Among the international notorieties is Dr. Alexander P. “Alex” Anderson, a Minnesotan, Clemson professor, and summer resident of Highlands.  He lived in a mansion he built (1906-09) on Fifth Street, north of Satulah.

If you or your kids ever enjoyed a bowl of puffed rice or wheat, you can thank Dr. Anderson for the experience.  He discovered the method of exploding wheat and rice in sealed tubes placed in a copper oven, giving rise, as it were, to Quaker Puffed Wheat and Quaker Puffed Rice.

He spent 35 years in research, completing 15,000 experiments.  That’s about 430 experiments a year.  Amazing!  My most recent experiment was trying a plant-based sugar substitute in my coffee.  For those who care …epic bomb.  Most of Dr. Anderson’s experiments were epic successes, though he is best known for breakfast cereal.

Dr.
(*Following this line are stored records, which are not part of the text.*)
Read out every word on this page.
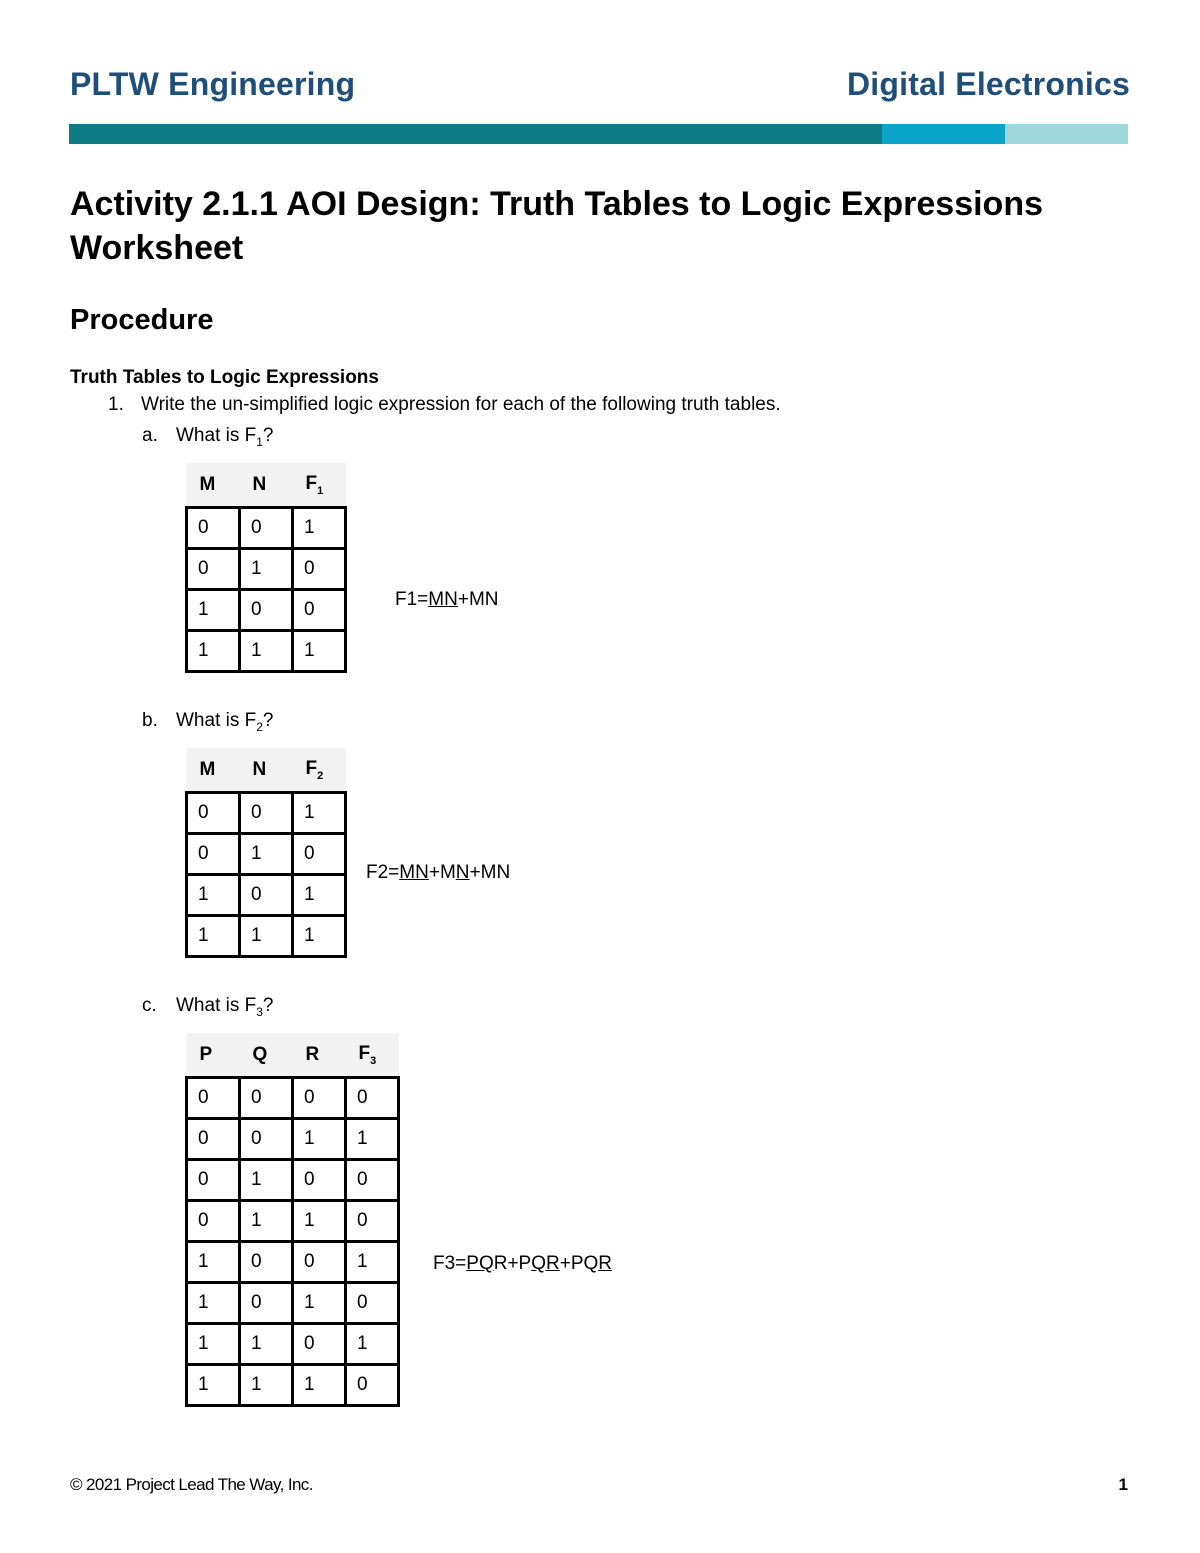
PLTW Engineering	Digital Electronics
Activity 2.1.1 AOI Design: Truth Tables to Logic Expressions Worksheet
Procedure
Truth Tables to Logic Expressions
1. Write the un-simplified logic expression for each of the following truth tables.
a. What is $F_1$?
M	N	$F_1$
0	0	1
0	1	0
1	0	0
1	1	1
F1=MN+MN
b. What is $F_2$?
M	N	$F_2$
0	0	1
0	1	0
1	0	1
1	1	1
F2=MN+MN+MN
c. What is $F_3$?
P	Q	R	$F_3$
0	0	0	0
0	0	1	1
0	1	0	0
0	1	1	0
1	0	0	1
1	0	1	0
1	1	0	1
1	1	1	0
F3=PQR+PQR+PQR
© 2021 Project Lead The Way, Inc.	1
Anderson had degrees in botany from the University of Minnesota and the University of Munich in Germany.  But for all his lofty education, he credits the old McGuffey Readers (schoolbooks, grades 1-6) for setting his course in science.  They were so influential, with their emphasis on what constitutes a rich and productive life, that he spent 50 years writing sketches, poems, and short stories about his frontier days growing up in Minnesota …all that while conducting 430 experiments a year. 

To his writing he added illustrations creating a 625-page Seventh Reader, which he published in 1941 and dedicated it to his wife, Lydia.  Their daughter, Louise, grew up in Highlands and was reared on, you guessed it, McGuffey Readers.  

She married Dr. Ralph Sargent.  They lived between the Billstein House and the corner of Sixth and Main, their house still standing as is the memory of an amazing researcher, Dr. Alex Anderson, King of Pops!